Na codificação da Doutrina Espírita, no Cap XI, “Lei de Justiça, Amor e Caridade, na questão de nº 888, Kardec abordou com propriedade este assunto: 

P - 888 O que pensar da esmola? 
R - O homem reduzido a pedir esmola se degrada moral e fisicamente: ele se embrutece. Numa sociedade baseada na lei de Deus e na justiça, deve-se prover a vida do fraco sem humilhação e garantir a existência daqueles que não podem trabalhar sem deixar sua vida sujeita ao acaso e à boa vontade. 

Em sua concepção, ao pedir, o homem se humilha. Ao pedir situa-se em uma posição de inferioridade perante a sociedade, que tristemente traz consigo equivocados padrões de vitória e derrota no palco do mundo. E quer o homem provar a todos que é capaz de manter a si mesmo, como não enxerga possibilidades, desatinado, atira-se ao crime, lançando desafios à uma sociedade que lhe ofertou apenas esmolas e o excesso que havia em suas mesas. Enveredam então por tortuoso caminho, e não raro vêem como diz o dito popular: o sol nascer quadrado. Eis então a violência se proliferando, crimes aumentando, intranqüilidade se espalhando... São assim que muitas mães acabam criando seus filhos sozinhas, sem a presença paterna, que lamentavelmente está atrás das grades. Os filhos então crescem vendo os pais enjaulados, como feras que devem ficar longe da sociedade. Por muitas vezes, na atividade desenvolvida na Casa Espírita, acompanhei a pergunta: “Garoto, onde está seu pai?” 

E a resposta, enroscada nos lábios da criança:”Está preso!” 

Ao adentrar esta questão, Kardec mergulhou fundo em nossos problemas sociais. Se faz mister criar mecanismos para que as criaturas consigam por elas próprias suprirem suas necessidades básicas, onde com honra poderão afirmar que estão no caminho do progresso. Não se quer aqui desmerecer a caridade ofertada à muitas famílias que estão privadas do necessário, o pão que alimenta o faminto é abençoado recurso, todavia, tem efeito de analgésico, é efêmero, com hora marcada para terminar. A intenção é ir além, e mostrar que o pão que alimenta o corpo deve vir necessariamente munido da instrução que alimenta a alma. Mas infelizmente até a “caridade”, se assim podemos chamar, é comercializada. Onde há intenção mesquinha de se perpetuar o poder, existe a caridade de fachada, que constrói pessoas dependentes e facilmente manipuláveis por inteligências que vêem na miséria alheia degraus para sua ascensão. 

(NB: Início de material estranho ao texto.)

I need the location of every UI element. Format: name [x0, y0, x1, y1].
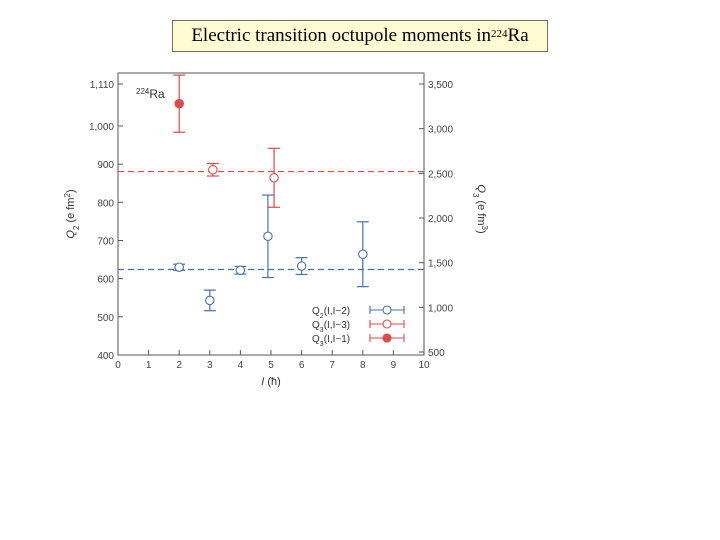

A Doutrina Espírita veio disposta a quebrar o circulo vicioso: esmola, dependência, falta de capacitação. Tem ela – Doutrina Espírita, o compromisso de despertar consciências, mostrando uma caridade abrangente, que não se restringe ao momento, a necessidade que urge, mas vai além, e descortina os horizontes do conhecimento, que é o meio eficaz de oferecer às pessoas o campo necessário ao próprio desenvolvimento. 

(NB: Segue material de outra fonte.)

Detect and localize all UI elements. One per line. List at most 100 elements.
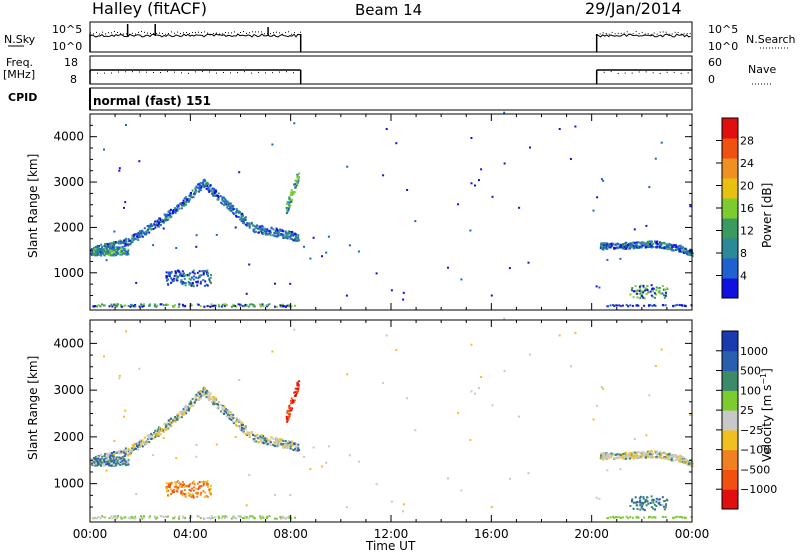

Quando o ser humano vê que há ambiente propício para seu crescimento, onde caminhos que exploram suas potencialidades são abertos, e que ele poderá prover a vida sua e de sua família de forma digna, dificilmente existe o embrutecimento que o faz retornar as origens primitivas com atitudes incompatíveis com sua condição humana.